Landsberg. Nikolai Wassiljewitsch Gogol war eine exzentrische Persönlichkeit. Vielleicht ähnelte er ja in bestimmten Lebensabschnitten, zumindest was Wesen und Charakter eines Beamten betrifft, einigen der Hauptfiguren aus seinen literarischen Arbeiten. So zum Beispiel dem Stadthauptmann Anton Antonowitsch Skwosnik-Dmuchanowskij in der Komödie „Der Revisor“, die am vergangenen Dienstag vom Landestheater Tübingen im Stadttheater Landsberg aufgeführt wurde. Ein Stück, das Gogol 1835, damals 25jährig, in seiner St. Petersburger Zeit und unter dem Einfluss seines Freundes Puschkin schrieb. Hier karikierte und entlarvte Gogol, der selbst einige Jahre Beamter im Staatsdienst war, die überhebliche, korrumpierbare wie opportunistische Lebensart des russischen Bürgertums auf Schärfste. Menschliche Eigenschaften, die nicht nur die damalige Zeit vor Ort bestimmten, sondern bis heute ihre Spuren hinterlassen haben.
Das Landestheater Tübingen hält sich unter der Regie von Gregor Ture?ek textlich schon recht nahe am Original. In einer russischen Provinzstadt wird durch einen abgefangenen Brief bekannt, dass, natürlich incognito, ein Revisor zur Inspektion erscheinen wird. Die Honoratioren der Stadt stehen Kopf, reagieren panisch, weil damit ihre Täuschungen, Betrügereien und Korruptionen auffliegen könnten. Allen voran Stadthauptmann Anton Antonowitsch Skwosnik-Dmuchanowskij, in seiner ironischen Naivität wunderbar verkörpert von Gilbert Mieroph.
Nun verwechselt das aufgeschreckte Bürgertum den angekündigten Revisor mit einem zufälligen Gast, der von Stephan Weber arrogant breitspurig in Szene gesetzt wird und der samt Diener im Wirtshaus des Ortes abgestiegen ist. Womit das Verwirrspiel beginnt.

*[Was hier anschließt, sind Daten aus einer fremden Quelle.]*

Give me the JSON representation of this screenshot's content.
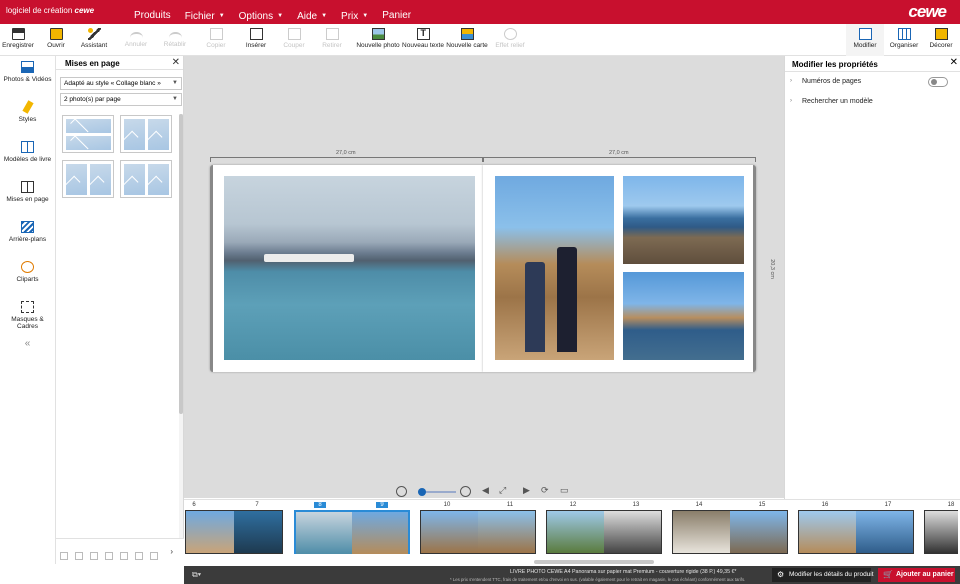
{
  "app": {
    "title": "logiciel de création",
    "brand_small": "cewe",
    "brand": "cewe"
  },
  "menu": [
    {
      "label": "Produits",
      "has_dropdown": false
    },
    {
      "label": "Fichier",
      "has_dropdown": true
    },
    {
      "label": "Options",
      "has_dropdown": true
    },
    {
      "label": "Aide",
      "has_dropdown": true
    },
    {
      "label": "Prix",
      "has_dropdown": true
    },
    {
      "label": "Panier",
      "has_dropdown": false
    }
  ],
  "toolbar": {
    "save": "Enregistrer",
    "open": "Ouvrir",
    "assistant": "Assistant",
    "undo": "Annuler",
    "redo": "Rétablir",
    "copy": "Copier",
    "paste": "Insérer",
    "cut": "Couper",
    "remove": "Retirer",
    "new_photo": "Nouvelle photo",
    "new_text": "Nouveau texte",
    "new_card": "Nouvelle carte",
    "effect": "Effet relief",
    "modify": "Modifier",
    "organize": "Organiser",
    "decorate": "Décorer"
  },
  "sidebar": {
    "items": [
      {
        "label": "Photos & Vidéos",
        "icon": "photos-videos-icon"
      },
      {
        "label": "Styles",
        "icon": "styles-icon"
      },
      {
        "label": "Modèles de livre",
        "icon": "book-templates-icon"
      },
      {
        "label": "Mises en page",
        "icon": "layouts-icon"
      },
      {
        "label": "Arrière-plans",
        "icon": "backgrounds-icon"
      },
      {
        "label": "Cliparts",
        "icon": "cliparts-icon"
      },
      {
        "label": "Masques & Cadres",
        "icon": "masks-frames-icon"
      }
    ],
    "collapse": "«"
  },
  "layout_panel": {
    "title": "Mises en page",
    "style_select": "Adapté au style « Collage blanc »",
    "count_select": "2 photo(s) par page"
  },
  "canvas": {
    "width_label_left": "27,0 cm",
    "width_label_right": "27,0 cm",
    "height_label": "20,3 cm"
  },
  "properties": {
    "title": "Modifier les propriétés",
    "rows": [
      {
        "label": "Numéros de pages",
        "toggle": false
      },
      {
        "label": "Rechercher un modèle"
      }
    ]
  },
  "filmstrip": {
    "pages": [
      "6",
      "7",
      "8",
      "9",
      "10",
      "11",
      "12",
      "13",
      "14",
      "15",
      "16",
      "17",
      "18"
    ],
    "active_pages": [
      "8",
      "9"
    ]
  },
  "status": {
    "info": "LIVRE PHOTO CEWE A4 Panorama sur papier mat Premium - couverture rigide (38 P.) 49,35 €*",
    "note": "* Les prix s'entendent TTC, frais de traitement et/ou d'envoi en sus. (valable également pour le retrait en magasin, le cas échéant) conformément aux tarifs.",
    "details_button": "Modifier les détails du produit",
    "cart_button": "Ajouter au panier"
  },
  "colors": {
    "brand_red": "#c8102e",
    "accent_blue": "#1a66b5",
    "active_page": "#2a8bd6"
  }
}
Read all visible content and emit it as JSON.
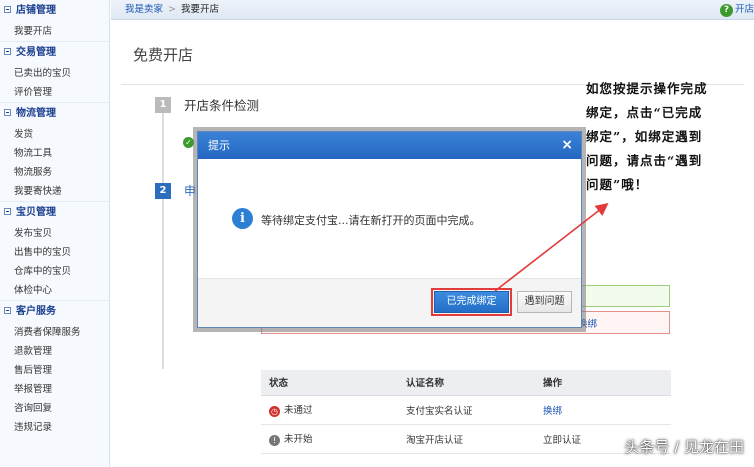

Abgesehen vom Text inszeniert Gregor Ture?ek das Stück als eine funkenstiebende, alle Register der Albernheit ziehende Trash-Komödie. Angefangen beim Bühnenbild (Juliette Collas), einem cremefarbenen Schwimmbad in geometrischen Grundformen, weiter über die Kostüme, der Stadthauptmann in einer Fantasieuniform mit kurzen Hosen und Schwimmflossen oder die beiden Gutsbesitzer Bobtschinskij und Dobtschinskij in weißer Badehose und grüner Badekappe, bis hin zu hysterischen Slapstickeinlagen und Videosequenzen samt Rock-Roll Musik - Ture?ek und sein Ensemble geben einfach Vollgas.
Und das ist zugleich das Beste was sie diesem Stück antun können. Eben nicht die kritischen Sichtweisen und Anleihen samt ihren Bezügen in die Gegenwart korrekt zu persiflieren, sondern die Realitäten mit vollem Risiko und spöttisch zu brandmarken, sie wie ein unterbelichtetes Musical ausstaffieren, um damit die Absurdität von Filz und Opportunismus und Bürokratie auf den Punkt zu bringen. Nur so bekommt man die (Schein-)Investoren, (Bau-)Unternehmer und politischen (Volks-)Vertreter bis in unsere Tage entlarvend dargestellt. Statt Empörung und Machtlosigkeit sie der Lächerlichkeit und Eugenspiegelei preis zu geben.
Das Ensemble ist durchgehend großartig besetzt, hat spürbaren Spaß an dieser Inszenierung, der auf das Publikum ansteckend wirkt. Vielleicht weil „Der Revisor“ eben nicht nur als ein revolutionäres Stück der zaristischen Bürokratie verstanden werden kann.